The author added: “With a book that’s going to be sold into schools you get a list of things that are unacceptable – no witches, no demons, no alcohol, no death, no religion. It really does cut down what you can write about.”
McCaughrean, who is known for her official Peter Pan book sequel, said: “It’s extraordinary because in pre-school you can read fairy tales in their original form and some of them are really scary and dark.
“But you go to junior school and all of a sudden the fairy tales that you read in school have been sanitised and cleaned up.
“And then you go into secondary school and fall off into the deep end of vampire books. It must be like falling off a cliff.”
She said that while writing for teenagers, words like “mellifluous” had been knocked back.
McCaughrean, whose books have been published in 61 countries and translated into more than 45 languages, said research has shown that secondary school pupils have “a diminishing vocabulary”.
She said the amount of time teenagers spend online could be to blame, as “on the internet you have a great paucity of vocabulary. (People) get by on an ever diminishing pool of words”.

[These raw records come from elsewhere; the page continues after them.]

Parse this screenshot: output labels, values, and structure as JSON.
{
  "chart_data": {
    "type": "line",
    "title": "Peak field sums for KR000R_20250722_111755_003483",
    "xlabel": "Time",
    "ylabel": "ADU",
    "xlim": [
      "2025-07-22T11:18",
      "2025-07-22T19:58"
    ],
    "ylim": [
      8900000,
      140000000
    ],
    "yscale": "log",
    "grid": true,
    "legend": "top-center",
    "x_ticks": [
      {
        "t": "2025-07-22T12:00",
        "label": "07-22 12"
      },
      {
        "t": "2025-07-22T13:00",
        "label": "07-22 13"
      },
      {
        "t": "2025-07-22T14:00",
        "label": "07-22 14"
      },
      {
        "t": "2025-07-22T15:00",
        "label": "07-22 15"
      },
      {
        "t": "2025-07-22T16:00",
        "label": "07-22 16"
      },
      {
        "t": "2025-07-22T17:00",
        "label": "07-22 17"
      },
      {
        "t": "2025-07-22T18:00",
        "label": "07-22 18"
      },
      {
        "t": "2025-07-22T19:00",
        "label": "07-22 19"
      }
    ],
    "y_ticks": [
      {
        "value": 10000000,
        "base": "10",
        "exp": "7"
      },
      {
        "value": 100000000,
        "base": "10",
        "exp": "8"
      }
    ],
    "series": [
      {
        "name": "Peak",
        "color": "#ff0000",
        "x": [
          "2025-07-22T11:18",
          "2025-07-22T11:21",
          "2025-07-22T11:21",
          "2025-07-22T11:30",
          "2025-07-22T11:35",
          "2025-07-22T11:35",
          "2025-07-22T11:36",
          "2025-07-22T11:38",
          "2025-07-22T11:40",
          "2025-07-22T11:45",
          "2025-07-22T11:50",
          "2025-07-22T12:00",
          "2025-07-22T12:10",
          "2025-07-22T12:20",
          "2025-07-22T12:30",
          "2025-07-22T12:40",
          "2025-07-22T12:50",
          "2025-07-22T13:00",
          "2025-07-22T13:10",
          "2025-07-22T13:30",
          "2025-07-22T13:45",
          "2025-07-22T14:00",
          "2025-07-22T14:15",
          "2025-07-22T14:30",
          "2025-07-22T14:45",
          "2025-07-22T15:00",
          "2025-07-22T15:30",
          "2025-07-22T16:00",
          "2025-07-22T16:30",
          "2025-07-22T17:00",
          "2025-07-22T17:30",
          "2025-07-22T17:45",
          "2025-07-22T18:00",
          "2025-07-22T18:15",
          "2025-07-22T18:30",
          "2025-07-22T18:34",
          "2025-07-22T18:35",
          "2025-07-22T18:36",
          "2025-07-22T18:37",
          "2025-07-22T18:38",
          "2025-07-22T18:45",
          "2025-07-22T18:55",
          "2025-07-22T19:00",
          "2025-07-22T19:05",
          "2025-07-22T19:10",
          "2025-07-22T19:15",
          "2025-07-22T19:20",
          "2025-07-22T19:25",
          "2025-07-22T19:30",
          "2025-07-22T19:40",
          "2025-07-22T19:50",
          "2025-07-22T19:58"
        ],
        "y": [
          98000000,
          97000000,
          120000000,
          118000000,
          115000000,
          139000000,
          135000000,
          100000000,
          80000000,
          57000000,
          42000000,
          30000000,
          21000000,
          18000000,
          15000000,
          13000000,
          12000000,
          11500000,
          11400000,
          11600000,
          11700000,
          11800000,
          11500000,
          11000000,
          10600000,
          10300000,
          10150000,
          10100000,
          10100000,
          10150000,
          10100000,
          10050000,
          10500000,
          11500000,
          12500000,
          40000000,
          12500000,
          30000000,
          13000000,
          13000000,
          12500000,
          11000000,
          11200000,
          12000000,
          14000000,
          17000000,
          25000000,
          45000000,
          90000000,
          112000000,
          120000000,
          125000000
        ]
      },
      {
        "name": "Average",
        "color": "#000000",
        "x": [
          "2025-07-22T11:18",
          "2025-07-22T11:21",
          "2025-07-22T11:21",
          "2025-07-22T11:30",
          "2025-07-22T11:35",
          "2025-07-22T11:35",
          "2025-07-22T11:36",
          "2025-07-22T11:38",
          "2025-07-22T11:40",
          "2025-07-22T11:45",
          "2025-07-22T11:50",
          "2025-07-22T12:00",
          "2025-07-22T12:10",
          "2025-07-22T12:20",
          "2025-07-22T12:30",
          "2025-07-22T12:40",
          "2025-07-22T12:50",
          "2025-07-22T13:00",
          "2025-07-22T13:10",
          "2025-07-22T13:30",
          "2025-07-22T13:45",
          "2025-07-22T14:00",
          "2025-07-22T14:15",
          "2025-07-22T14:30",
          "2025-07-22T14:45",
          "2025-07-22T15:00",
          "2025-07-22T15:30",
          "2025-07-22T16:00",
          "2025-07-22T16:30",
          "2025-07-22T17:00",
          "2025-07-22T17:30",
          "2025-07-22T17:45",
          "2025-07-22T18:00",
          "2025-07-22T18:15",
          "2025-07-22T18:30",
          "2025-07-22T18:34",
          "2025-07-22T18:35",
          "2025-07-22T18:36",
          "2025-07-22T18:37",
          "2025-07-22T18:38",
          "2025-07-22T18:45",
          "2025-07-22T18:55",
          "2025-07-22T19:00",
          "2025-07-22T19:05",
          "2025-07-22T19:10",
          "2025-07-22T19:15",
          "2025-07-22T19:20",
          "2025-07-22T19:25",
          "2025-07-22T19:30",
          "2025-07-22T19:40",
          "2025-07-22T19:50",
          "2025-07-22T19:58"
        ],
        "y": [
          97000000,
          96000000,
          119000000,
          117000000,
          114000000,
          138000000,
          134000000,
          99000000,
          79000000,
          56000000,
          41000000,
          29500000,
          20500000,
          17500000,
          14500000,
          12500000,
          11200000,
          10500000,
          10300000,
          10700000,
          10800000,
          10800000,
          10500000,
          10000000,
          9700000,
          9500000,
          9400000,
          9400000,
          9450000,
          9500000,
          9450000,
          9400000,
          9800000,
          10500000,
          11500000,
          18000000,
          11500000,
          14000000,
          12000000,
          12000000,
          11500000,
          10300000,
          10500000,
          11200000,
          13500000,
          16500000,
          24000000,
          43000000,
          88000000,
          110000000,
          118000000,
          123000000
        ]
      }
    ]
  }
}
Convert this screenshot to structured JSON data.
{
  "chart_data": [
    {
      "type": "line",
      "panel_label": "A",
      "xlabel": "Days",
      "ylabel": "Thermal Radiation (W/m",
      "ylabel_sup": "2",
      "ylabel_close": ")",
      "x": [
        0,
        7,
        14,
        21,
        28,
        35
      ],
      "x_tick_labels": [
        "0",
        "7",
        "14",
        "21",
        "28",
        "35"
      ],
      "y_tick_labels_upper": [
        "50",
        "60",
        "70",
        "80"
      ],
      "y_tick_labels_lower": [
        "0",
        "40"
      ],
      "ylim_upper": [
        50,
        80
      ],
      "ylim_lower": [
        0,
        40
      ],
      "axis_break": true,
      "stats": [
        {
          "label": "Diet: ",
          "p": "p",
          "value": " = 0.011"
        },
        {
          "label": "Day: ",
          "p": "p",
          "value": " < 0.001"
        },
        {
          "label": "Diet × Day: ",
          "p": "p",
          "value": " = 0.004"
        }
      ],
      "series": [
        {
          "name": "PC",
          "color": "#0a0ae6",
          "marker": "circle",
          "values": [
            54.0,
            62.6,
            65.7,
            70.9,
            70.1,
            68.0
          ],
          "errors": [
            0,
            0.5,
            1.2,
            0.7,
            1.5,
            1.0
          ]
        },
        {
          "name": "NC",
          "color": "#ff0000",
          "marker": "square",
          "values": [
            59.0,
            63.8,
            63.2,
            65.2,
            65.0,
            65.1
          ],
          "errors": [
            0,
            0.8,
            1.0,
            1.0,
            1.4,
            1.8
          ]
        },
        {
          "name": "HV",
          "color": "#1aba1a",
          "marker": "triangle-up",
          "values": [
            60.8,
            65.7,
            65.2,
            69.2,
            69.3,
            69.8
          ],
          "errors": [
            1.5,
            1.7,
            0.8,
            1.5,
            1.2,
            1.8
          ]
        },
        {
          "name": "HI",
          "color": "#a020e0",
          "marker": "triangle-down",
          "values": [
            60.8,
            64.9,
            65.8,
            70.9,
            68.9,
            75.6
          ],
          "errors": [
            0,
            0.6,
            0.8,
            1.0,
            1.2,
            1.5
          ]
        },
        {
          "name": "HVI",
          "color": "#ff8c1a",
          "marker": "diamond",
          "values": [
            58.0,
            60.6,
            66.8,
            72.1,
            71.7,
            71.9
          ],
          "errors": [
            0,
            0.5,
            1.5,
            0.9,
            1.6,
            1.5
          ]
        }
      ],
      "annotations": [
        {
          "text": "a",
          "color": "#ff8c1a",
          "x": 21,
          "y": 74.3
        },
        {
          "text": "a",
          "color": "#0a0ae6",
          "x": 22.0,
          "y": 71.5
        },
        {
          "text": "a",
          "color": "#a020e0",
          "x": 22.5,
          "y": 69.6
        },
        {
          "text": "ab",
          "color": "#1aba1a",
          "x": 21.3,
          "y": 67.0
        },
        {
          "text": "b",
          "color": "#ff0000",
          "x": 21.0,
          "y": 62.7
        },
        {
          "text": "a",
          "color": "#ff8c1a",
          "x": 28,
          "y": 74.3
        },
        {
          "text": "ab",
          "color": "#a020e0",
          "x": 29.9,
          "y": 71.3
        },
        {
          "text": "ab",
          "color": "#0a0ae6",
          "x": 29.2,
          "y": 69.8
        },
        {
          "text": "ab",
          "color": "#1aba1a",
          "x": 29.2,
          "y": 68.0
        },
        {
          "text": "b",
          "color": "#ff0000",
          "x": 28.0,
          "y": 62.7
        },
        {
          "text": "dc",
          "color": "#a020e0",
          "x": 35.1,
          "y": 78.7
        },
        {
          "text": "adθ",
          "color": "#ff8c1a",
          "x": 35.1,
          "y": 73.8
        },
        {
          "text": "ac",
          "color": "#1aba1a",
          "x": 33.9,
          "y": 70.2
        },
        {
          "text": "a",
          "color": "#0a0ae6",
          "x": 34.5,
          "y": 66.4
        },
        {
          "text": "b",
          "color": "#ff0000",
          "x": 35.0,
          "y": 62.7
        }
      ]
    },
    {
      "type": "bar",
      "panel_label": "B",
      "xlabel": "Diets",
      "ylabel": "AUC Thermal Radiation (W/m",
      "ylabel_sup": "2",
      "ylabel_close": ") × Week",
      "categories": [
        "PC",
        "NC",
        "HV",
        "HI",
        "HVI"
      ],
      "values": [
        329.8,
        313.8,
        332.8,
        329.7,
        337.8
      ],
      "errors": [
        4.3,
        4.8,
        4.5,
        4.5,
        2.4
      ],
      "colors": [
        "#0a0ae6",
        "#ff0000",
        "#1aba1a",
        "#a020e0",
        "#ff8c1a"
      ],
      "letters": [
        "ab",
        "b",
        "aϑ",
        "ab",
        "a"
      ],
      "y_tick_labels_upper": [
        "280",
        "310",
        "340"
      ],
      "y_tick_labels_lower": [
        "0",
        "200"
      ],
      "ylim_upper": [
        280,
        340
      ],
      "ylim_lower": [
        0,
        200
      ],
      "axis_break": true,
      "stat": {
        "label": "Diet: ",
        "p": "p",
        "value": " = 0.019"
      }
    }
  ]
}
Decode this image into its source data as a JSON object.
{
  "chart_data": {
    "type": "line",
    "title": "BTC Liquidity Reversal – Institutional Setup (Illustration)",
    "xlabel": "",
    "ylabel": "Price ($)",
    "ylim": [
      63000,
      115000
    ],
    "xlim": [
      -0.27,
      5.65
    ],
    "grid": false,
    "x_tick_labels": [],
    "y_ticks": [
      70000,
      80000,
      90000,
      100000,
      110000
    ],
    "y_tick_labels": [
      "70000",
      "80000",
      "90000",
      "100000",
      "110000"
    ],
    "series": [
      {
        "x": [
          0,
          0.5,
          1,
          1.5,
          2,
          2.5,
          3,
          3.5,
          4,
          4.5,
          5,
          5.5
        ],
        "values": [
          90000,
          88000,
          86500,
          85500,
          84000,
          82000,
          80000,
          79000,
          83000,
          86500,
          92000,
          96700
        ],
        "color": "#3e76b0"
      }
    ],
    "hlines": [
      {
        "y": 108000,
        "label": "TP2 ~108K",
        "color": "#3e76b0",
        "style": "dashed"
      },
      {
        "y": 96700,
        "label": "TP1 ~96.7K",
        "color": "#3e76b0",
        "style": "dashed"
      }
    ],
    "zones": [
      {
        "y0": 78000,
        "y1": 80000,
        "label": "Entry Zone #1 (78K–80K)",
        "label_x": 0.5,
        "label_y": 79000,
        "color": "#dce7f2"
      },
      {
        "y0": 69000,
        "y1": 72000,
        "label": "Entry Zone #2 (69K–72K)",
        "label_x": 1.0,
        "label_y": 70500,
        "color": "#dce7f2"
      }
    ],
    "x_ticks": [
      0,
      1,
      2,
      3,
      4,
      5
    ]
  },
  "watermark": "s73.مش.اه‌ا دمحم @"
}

The author cited Beatrix Potter’s The Tale Of The Flopsy Bunnies as an example of complex language.
“She writes that the lettuce is soporific.
“That’s a perfect example. Who knew soporific before they read it? But it’s obvious from the context and you can pick it up and you’ve got a lovely word under your belt.”
McCaughrean, who wins the award for the second time after picking up the medal 30 years ago for A Pack Of Lies, said: “You can only think with the words you’ve got. You can’t think with a diminished vocabulary. You can’t construct abstract thought.
“You can only process what’s happening to you and what you see throughout the day in terms of words.”
She added: “Diary Of A Wimpy Kid (by Jeff Kinney) is supposed to be the most popular book with secondary school children now. I’ve got nothing against Diary Of A Wimpy Kid… but by the time you’re 15 you should be at ease with reading something on a more advanced level.”
McCaughrean said she was delighted to win the prize again, admitting: “I’m quite ashamed about how pleased I am.
“I really wanted to do it again before I die. I won 30 years ago and I’ve been trying ever since. It feels like affirmation.”
The ceremony, at the British Library, also saw illustrator Sydney Smith win the CILIP Kate Greenaway Medal for his illustrations in Joanne Schwartz’s Town Is By The Sea.